Oblate Program at Belmont Abbey, NC

Pope Francis: Look for Pastors, not Princes for Episcopacy

Pope-Francis-Atlantic-webVatican City, 21 June 2013 (VIS) – This morning in the Clementine Hall of the Vatican Apostolic Palace, as part of the Year of Faith, the Holy Father received the pontifical representatives. After an introduction by Cardinal Secretary of State Tarcisio Bertone, S.D.B., the Holy Father addressed the nuncios with “simple thoughts” and informal words “close to his heart” regarding what he called some “existential” aspects of the labour they carry out.
“Your lives,” the Pope said, “are nomadic. Every three or four years … you change your place, move from one continent to another, one country to another, one reality of Church to another, often very different one. You always have your suitcase in hand. … This entails … mortification, the sacrifice of stripping yourselves of things, friends, ties, and always beginning anew.
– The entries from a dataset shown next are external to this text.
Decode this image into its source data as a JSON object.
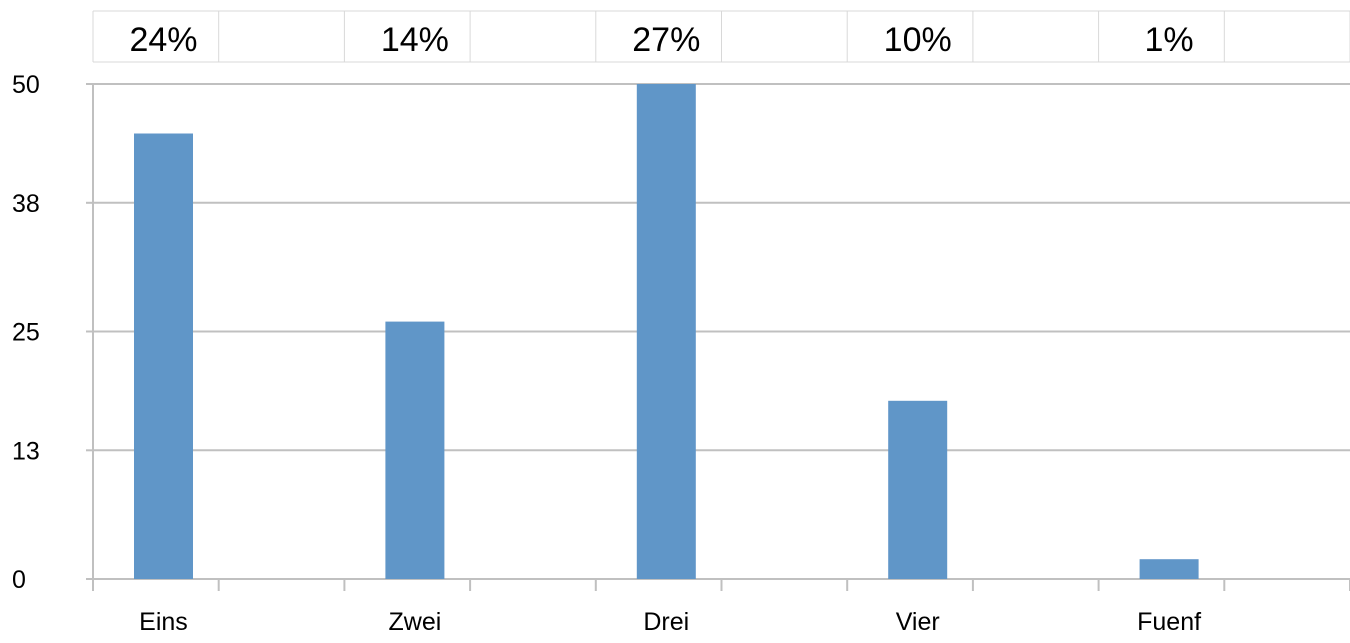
{
  "chart_data": {
    "type": "bar",
    "categories": [
      "Eins",
      "Zwei",
      "Drei",
      "Vier",
      "Fuenf"
    ],
    "values": [
      45,
      26,
      50,
      18,
      2
    ],
    "percent_labels": [
      "24%",
      "14%",
      "27%",
      "10%",
      "1%"
    ],
    "yticks": [
      "0",
      "13",
      "25",
      "38",
      "50"
    ],
    "ylim": [
      0,
      50
    ],
    "grid": true,
    "bar_color": "#6096C8",
    "grid_color": "#C0C0C0",
    "table_border_color": "#D8D8D8"
  }
}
This isn’t easy.”
Francis recalled the words that, then-substitute of the Secretariat of State, Msgr. Montini, used on 25 April 1951 to describe the figure of the pontifical representative: “one who is truly aware of bearing Christ with him”. With this, the Pope clarified that “the goods and perspectives of this world end up disappointing, they push and are never satisfied. The Lord is the good that does not disappoint.”
The Pope didn’t forget to mention that this “nomadic” life holds the danger, even for men of the Church, to give in to what he called—using an expression from the theologian Henri de Lubac—“spiritual worldliness”. “Giving in to the spirit of the world, which leads one to act for personal realization and not for the glory of God in that kind of ‘bourgeoisie of spirit and life’ that urges one to get comfortable, to seek a calm and easy life.”
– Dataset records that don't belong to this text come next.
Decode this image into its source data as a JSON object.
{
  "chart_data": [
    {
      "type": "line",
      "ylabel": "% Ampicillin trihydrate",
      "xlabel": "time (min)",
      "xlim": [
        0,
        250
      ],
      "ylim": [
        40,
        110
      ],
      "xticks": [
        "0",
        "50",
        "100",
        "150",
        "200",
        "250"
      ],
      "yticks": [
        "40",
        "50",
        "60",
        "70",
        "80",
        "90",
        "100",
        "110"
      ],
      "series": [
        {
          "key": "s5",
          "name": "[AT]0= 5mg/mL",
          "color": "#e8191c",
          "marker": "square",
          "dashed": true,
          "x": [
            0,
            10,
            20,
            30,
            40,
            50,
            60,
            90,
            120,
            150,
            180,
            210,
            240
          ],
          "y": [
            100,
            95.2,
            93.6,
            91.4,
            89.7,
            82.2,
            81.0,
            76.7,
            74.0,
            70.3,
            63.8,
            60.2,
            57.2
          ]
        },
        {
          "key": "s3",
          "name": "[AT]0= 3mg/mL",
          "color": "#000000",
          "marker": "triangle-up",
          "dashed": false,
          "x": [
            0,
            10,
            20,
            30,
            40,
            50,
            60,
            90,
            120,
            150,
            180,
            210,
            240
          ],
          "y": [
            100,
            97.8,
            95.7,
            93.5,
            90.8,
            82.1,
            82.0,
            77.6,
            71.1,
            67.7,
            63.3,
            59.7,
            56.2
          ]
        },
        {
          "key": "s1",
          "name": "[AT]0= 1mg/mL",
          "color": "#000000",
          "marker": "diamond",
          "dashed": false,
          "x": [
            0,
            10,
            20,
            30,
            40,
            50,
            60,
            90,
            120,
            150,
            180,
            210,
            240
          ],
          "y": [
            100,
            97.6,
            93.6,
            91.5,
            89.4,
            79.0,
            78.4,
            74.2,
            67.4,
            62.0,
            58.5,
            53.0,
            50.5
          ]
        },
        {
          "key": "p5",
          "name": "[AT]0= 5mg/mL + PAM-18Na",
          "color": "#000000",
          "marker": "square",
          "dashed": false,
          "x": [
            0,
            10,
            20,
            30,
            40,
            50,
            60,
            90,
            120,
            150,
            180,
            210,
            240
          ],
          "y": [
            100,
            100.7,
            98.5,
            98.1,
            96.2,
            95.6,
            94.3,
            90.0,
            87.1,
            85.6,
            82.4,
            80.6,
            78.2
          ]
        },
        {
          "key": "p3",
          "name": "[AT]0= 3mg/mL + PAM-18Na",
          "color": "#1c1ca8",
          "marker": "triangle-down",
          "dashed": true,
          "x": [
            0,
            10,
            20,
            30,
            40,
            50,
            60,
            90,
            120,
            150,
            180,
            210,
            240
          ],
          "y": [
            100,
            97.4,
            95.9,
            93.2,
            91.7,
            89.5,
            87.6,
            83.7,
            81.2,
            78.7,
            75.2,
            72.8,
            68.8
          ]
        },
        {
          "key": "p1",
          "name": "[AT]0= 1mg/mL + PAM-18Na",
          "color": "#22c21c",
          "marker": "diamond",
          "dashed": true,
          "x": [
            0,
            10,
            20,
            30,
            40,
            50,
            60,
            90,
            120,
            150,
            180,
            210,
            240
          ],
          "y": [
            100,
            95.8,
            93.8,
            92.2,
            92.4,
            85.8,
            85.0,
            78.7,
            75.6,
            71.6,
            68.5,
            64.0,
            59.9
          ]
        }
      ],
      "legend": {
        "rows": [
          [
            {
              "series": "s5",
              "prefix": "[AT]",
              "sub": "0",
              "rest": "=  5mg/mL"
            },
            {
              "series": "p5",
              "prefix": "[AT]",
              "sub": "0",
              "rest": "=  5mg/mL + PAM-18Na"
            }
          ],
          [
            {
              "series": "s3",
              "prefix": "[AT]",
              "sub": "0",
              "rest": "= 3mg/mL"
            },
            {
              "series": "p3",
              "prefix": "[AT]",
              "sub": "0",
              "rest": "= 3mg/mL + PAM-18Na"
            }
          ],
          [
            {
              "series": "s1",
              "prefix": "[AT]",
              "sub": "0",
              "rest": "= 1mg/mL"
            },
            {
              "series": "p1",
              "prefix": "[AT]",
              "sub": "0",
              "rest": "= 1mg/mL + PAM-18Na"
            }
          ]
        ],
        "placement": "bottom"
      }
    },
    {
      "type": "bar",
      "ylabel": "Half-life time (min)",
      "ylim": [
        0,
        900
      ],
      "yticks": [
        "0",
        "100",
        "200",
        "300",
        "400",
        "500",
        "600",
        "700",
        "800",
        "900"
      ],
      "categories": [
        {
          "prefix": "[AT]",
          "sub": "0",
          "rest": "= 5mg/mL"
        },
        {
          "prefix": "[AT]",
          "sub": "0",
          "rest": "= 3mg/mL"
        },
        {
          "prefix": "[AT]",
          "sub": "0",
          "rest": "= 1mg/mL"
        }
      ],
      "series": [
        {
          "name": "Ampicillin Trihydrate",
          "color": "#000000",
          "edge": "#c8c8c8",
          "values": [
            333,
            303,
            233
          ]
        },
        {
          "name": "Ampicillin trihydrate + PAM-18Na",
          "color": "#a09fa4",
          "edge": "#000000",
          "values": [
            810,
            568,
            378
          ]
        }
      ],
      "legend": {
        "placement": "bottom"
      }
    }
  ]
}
“We are shepherds and we must never forget this! Dear pontifical representatives, you are Christ’s presence, you are a priestly presence, as pastors. … Always do everything with profound love! Even in dealing with the civil authorities and colleagues: always seek the good, the good in everyone, the good of the Church, and of every person.”
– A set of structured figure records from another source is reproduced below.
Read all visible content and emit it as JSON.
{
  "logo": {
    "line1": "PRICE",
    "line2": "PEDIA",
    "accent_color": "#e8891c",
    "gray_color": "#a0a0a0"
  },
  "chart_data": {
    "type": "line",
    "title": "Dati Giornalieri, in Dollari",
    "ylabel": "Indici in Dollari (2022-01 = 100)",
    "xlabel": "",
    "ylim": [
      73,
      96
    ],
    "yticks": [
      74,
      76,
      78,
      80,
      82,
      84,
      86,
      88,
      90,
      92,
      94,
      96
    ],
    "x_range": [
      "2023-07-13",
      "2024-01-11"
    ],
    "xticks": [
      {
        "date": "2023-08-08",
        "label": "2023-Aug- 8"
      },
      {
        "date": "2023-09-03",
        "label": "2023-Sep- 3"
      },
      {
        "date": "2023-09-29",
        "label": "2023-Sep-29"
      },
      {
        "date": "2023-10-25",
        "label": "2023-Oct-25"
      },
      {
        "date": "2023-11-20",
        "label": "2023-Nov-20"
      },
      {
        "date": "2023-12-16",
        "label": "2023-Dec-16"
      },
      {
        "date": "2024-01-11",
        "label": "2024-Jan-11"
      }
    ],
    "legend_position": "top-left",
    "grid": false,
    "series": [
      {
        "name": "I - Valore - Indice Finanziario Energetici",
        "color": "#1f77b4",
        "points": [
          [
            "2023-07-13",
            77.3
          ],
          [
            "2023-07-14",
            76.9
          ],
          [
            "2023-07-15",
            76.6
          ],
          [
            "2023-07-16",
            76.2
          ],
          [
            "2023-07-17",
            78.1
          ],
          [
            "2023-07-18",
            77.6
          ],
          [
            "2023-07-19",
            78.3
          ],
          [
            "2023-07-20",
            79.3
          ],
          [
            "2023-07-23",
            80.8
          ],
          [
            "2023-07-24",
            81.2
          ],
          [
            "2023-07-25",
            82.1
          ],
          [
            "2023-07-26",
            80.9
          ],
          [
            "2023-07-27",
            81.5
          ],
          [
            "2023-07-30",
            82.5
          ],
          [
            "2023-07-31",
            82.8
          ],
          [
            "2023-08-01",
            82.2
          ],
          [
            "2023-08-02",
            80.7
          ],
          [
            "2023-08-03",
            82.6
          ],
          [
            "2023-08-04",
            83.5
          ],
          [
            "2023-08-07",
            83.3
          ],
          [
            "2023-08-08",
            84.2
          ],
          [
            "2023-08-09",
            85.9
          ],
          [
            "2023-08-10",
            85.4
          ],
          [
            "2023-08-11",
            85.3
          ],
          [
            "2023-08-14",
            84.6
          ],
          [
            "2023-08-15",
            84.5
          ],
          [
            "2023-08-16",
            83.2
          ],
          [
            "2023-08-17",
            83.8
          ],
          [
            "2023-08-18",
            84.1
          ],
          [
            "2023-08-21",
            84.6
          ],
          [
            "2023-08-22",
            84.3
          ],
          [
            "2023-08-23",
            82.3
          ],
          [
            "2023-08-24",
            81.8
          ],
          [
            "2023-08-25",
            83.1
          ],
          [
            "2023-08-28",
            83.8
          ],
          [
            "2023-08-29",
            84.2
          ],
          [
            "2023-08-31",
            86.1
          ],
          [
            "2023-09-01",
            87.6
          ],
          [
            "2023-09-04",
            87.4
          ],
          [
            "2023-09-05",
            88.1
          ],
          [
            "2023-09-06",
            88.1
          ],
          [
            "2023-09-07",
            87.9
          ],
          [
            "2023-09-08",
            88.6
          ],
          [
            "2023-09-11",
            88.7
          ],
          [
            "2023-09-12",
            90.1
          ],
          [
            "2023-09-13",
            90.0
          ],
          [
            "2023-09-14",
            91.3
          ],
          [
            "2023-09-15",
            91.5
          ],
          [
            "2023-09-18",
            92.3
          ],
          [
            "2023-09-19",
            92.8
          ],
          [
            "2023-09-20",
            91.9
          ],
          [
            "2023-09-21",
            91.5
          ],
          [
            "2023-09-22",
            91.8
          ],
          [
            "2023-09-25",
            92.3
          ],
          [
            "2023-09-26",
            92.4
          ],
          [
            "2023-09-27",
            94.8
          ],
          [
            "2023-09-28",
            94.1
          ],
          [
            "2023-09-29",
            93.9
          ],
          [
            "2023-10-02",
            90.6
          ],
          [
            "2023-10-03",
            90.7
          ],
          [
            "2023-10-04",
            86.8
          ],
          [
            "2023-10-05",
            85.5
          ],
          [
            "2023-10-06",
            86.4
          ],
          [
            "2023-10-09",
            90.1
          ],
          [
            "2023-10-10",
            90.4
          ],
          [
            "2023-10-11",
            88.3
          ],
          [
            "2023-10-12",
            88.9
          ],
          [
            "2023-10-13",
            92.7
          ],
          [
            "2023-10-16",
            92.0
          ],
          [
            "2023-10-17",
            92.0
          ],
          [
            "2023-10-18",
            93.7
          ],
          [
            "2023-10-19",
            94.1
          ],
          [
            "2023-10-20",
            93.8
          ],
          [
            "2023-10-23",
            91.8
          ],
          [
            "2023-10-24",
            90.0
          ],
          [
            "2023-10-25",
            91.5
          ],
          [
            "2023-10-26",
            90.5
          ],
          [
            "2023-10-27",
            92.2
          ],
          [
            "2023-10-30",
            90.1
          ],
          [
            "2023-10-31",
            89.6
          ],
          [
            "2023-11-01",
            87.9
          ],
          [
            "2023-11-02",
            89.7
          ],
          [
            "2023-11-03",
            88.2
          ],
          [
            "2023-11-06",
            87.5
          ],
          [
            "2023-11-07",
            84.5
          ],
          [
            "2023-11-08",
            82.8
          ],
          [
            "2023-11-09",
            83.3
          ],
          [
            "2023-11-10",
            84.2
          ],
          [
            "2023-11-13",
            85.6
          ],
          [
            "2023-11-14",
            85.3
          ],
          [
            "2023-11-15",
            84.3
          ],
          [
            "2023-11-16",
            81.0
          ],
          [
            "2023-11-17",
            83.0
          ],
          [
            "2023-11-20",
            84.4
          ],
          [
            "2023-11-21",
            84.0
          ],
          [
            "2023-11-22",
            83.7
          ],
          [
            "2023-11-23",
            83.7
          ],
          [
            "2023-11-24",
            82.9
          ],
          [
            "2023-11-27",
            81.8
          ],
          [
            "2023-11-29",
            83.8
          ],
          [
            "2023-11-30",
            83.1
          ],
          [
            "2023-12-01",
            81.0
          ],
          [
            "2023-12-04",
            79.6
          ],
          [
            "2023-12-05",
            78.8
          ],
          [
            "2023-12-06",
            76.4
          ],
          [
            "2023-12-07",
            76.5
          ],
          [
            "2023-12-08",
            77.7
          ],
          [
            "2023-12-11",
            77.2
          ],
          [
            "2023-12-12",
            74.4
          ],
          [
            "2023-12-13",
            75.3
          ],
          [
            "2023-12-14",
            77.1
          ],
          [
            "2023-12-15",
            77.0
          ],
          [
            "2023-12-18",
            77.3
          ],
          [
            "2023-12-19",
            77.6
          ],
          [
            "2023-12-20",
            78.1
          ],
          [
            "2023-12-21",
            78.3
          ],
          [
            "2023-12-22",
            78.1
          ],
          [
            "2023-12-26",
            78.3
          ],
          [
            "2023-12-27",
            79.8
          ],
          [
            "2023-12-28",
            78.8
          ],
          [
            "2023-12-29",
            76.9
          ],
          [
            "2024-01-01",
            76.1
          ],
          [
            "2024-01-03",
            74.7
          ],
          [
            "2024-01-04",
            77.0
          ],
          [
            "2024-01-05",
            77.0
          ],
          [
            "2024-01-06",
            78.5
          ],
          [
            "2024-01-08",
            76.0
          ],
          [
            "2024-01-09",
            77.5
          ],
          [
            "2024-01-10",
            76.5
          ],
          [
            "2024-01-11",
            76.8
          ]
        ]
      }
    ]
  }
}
The Holy Father wanted to conclude his address by highlighting one of the principal and most delicate tasks of the representatives, to look for episcopal appointments: “be attentive,” he told them, “that the candidates are Pastors who are close to the people, fathers and brothers; that they are gentle, patient, and merciful; that they love poverty, interior poverty as freedom for the Lord and exterior poverty as simplicity and austerity of life; that they don’t have a ‘principles’ psychology. Be attentive that they aren’t ambitious, that they don’t seek the episcopate—’volentes nolumus’—and that they are spouses of a Church without constantly seeking another. That they are capable of ‘keeping an eye on’ the flock that will be entrusted to them, that is, of caring for everything that keeps it united; of being ‘vigilant’ over it; of being attentive to dangers that threaten it; but above all that they are capable of ‘keeping an eye over’ the flock; of keeping watch; of tending hope, that there is sun and light in their hearts; of sustaining with love and patience the plans that God has for his people.”